Related: Kovalev and the Rangers: Eventful, Successful and Disappointing
As with Chytil, the Rangers have been exceptionally patient in giving Lafreniere the chance to emerge as a top-six NHL forward. Lafreniere is a different player than the one who played in the tournament in 2022 and especially last year, when he went scoreless in seven games of the Blueshirts’ disastrous loss to the New Jersey Devils, a series in which many of the club’s big guns went silent or underperformed.
Will the memory of that experience, which has clearly played a part in driving the Rangers to new heights this regular season, provide fuel for Lafreniere to achieve a higher level this spring? Kovalev had a golden opportunity to make magic for the Blueshirts during that unforgettable playoff run, playing in the top six – sometimes moving up to the right wing of the top line with Mark Messier and Adam Graves when the Rangers trailed – and on the top power-play unit. Four of his goals in those playoffs came at even strength, while five were with the man advantage.

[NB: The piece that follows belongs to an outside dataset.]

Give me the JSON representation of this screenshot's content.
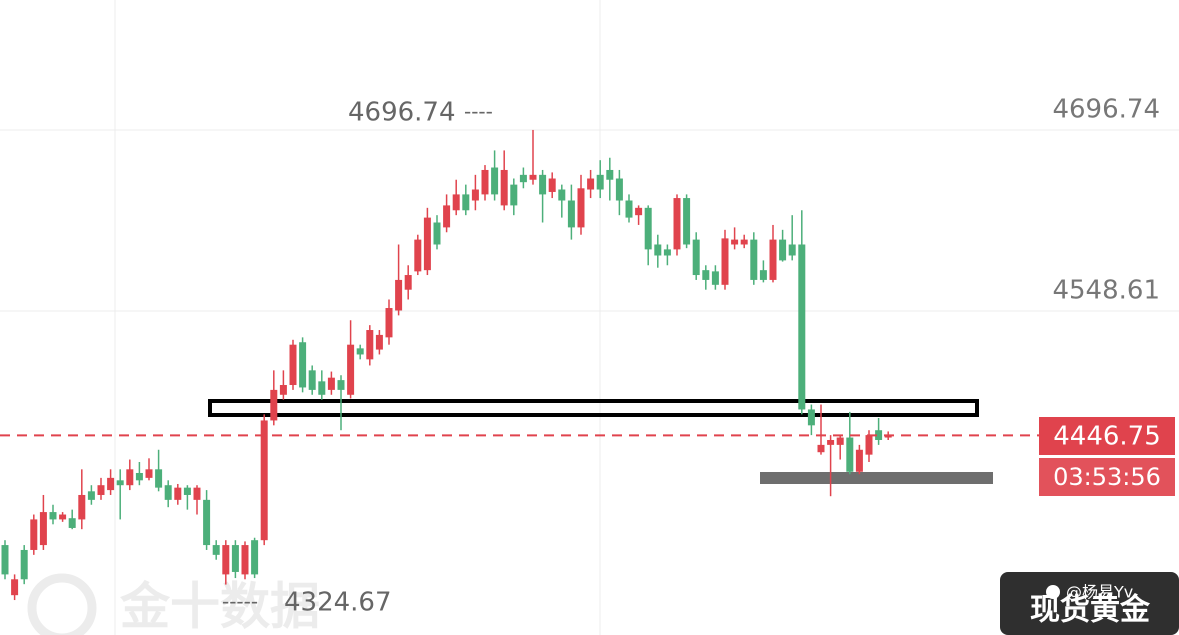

His most important – and likely the biggest goal of his career – came at 5-on-5 on May 25, 1994, when he took a drop pass from Messier and rifled the puck past Martin Brodeur late in the second period, cutting the Devils’ lead over the Rangers to 2-1 in Game 6 of that epic Eastern Conference Final. The goal unsettled New Jersey, turning the momentum away from the Devils and setting the stage for Messier to deliver the signature moment of his Hall of Fame career in the third period.
Rangers Likely Need Big Effort From Lafreniere to Lift Cup
Unlike the last two postseasons, Lafreniere will be on in mostly the same high-leverage situations Kovalev was 30 years ago, with the notable exception of the power play. The Lafreniere-Panarin-Trocheck line has been by far the Rangers’ best this season and will be leaned upon heavily throughout the playoffs. That means Lafreniere should be in an ideal position to put his stamp on a postseason series – just as he’s done in numerous games in 2023-24.

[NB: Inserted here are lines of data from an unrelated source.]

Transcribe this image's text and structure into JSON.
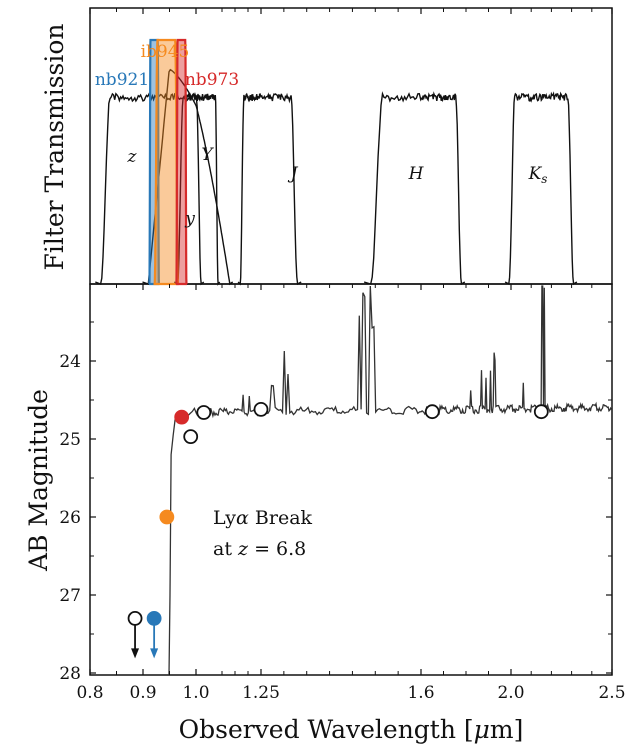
{
  "chart_data": [
    {
      "type": "line",
      "panel": "filter-transmission",
      "ylabel": "Filter Transmission",
      "filters": [
        {
          "name": "z",
          "label": "z",
          "italic": true,
          "range": [
            0.82,
            1.02
          ],
          "color": "#111111"
        },
        {
          "name": "y",
          "label": "y",
          "italic": true,
          "range": [
            0.91,
            1.13
          ],
          "color": "#111111",
          "shape": "decay"
        },
        {
          "name": "Y",
          "label": "Y",
          "italic": true,
          "range": [
            0.965,
            1.085
          ],
          "color": "#111111"
        },
        {
          "name": "J",
          "label": "J",
          "italic": true,
          "range": [
            1.17,
            1.33
          ],
          "color": "#111111"
        },
        {
          "name": "H",
          "label": "H",
          "italic": true,
          "range": [
            1.49,
            1.78
          ],
          "color": "#111111"
        },
        {
          "name": "Ks",
          "label": "K",
          "sub": "s",
          "italic": true,
          "range": [
            1.99,
            2.31
          ],
          "color": "#111111"
        },
        {
          "name": "nb921",
          "label": "nb921",
          "range": [
            0.912,
            0.93
          ],
          "color": "#2878b8",
          "fill": true
        },
        {
          "name": "ib945",
          "label": "ib945",
          "range": [
            0.922,
            0.966
          ],
          "color": "#f58a1f",
          "fill": true
        },
        {
          "name": "nb973",
          "label": "nb973",
          "range": [
            0.963,
            0.982
          ],
          "color": "#d62a2a",
          "fill": true
        }
      ]
    },
    {
      "type": "line",
      "panel": "spectrum",
      "xlabel": "Observed Wavelength [",
      "xlabel_mu": "μ",
      "xlabel_unit": "m]",
      "ylabel": "AB Magnitude",
      "xlim": [
        0.8,
        2.5
      ],
      "ylim": [
        28,
        23.1
      ],
      "x_ticks": [
        0.8,
        0.9,
        1.0,
        1.25,
        1.6,
        2.0,
        2.5
      ],
      "x_tick_labels": [
        "0.8",
        "0.9",
        "1.0",
        "1.25",
        "1.6",
        "2.0",
        "2.5"
      ],
      "y_ticks": [
        24,
        25,
        26,
        27,
        28
      ],
      "y_tick_labels": [
        "24",
        "25",
        "26",
        "27",
        "28"
      ],
      "spectrum": {
        "continuum_mag": 24.68,
        "break_wavelength": 0.949,
        "emission_lines": [
          [
            1.18,
            0.25
          ],
          [
            1.205,
            0.2
          ],
          [
            1.275,
            0.3
          ],
          [
            1.3,
            0.8
          ],
          [
            1.31,
            0.5
          ],
          [
            1.465,
            1.2
          ],
          [
            1.475,
            1.5
          ],
          [
            1.49,
            2.0
          ],
          [
            1.495,
            1.1
          ],
          [
            1.82,
            0.2
          ],
          [
            1.87,
            0.5
          ],
          [
            1.89,
            0.4
          ],
          [
            1.91,
            0.5
          ],
          [
            1.925,
            0.7
          ],
          [
            1.93,
            0.6
          ],
          [
            2.06,
            0.3
          ],
          [
            2.155,
            1.8
          ],
          [
            2.165,
            1.5
          ]
        ]
      },
      "photometry": [
        {
          "x": 0.885,
          "y": 27.3,
          "filled": false,
          "upper_limit": true,
          "color": "#111111"
        },
        {
          "x": 0.921,
          "y": 27.3,
          "filled": true,
          "upper_limit": true,
          "color": "#2878b8"
        },
        {
          "x": 0.945,
          "y": 26.0,
          "filled": true,
          "upper_limit": false,
          "color": "#f58a1f"
        },
        {
          "x": 0.973,
          "y": 24.72,
          "filled": true,
          "upper_limit": false,
          "color": "#d62a2a"
        },
        {
          "x": 0.99,
          "y": 24.97,
          "filled": false,
          "upper_limit": false,
          "color": "#111111"
        },
        {
          "x": 1.03,
          "y": 24.66,
          "filled": false,
          "upper_limit": false,
          "color": "#111111"
        },
        {
          "x": 1.25,
          "y": 24.62,
          "filled": false,
          "upper_limit": false,
          "color": "#111111"
        },
        {
          "x": 1.65,
          "y": 24.65,
          "filled": false,
          "upper_limit": false,
          "color": "#111111"
        },
        {
          "x": 2.15,
          "y": 24.65,
          "filled": false,
          "upper_limit": false,
          "color": "#111111"
        }
      ],
      "annotation": {
        "line1_pre": "Ly",
        "line1_alpha": "α",
        "line1_post": " Break",
        "line2_pre": "at ",
        "line2_z": "z",
        "line2_post": " = 6.8"
      }
    }
  ]
}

Another key similarity between Lafreniere and Kovalev? Both of their games came with notable edge. Lafreniere, like Kovalev mild-mannered and pleasant off the ice, plays a physical, sometimes nasty game on it and engages in more than his share of yapping at opponents.
Perhaps most importantly, Lafreniere goes to the high-traffic areas and scores many of his goals from in front or around the goalmouth, pouncing on rebounds and attacking the net looking for passes from his linemates – the type of approach necessary to succeed in the NHL playoff tournament.
Having found chemistry with Panarin, one of the game’s great offensive players, and parlaying that into a confident, productive performance across 82 games of 2023-24, everything should be set up for another youthful, rising Ranger to deliver a memorable playoff effort, three decades after Kovalev etched his name in franchise lore.
Will Lafreniere do enough to add his name to the Stanley Cup, just as Kovalev did? For the Blueshirts to repeat history in this highly successful season that happens to be the anniversary of the franchise’s greatest moment, they’ll need efforts that recall the spring of 1994. Lafreniere doing a Kovalev impression would be a great place to start.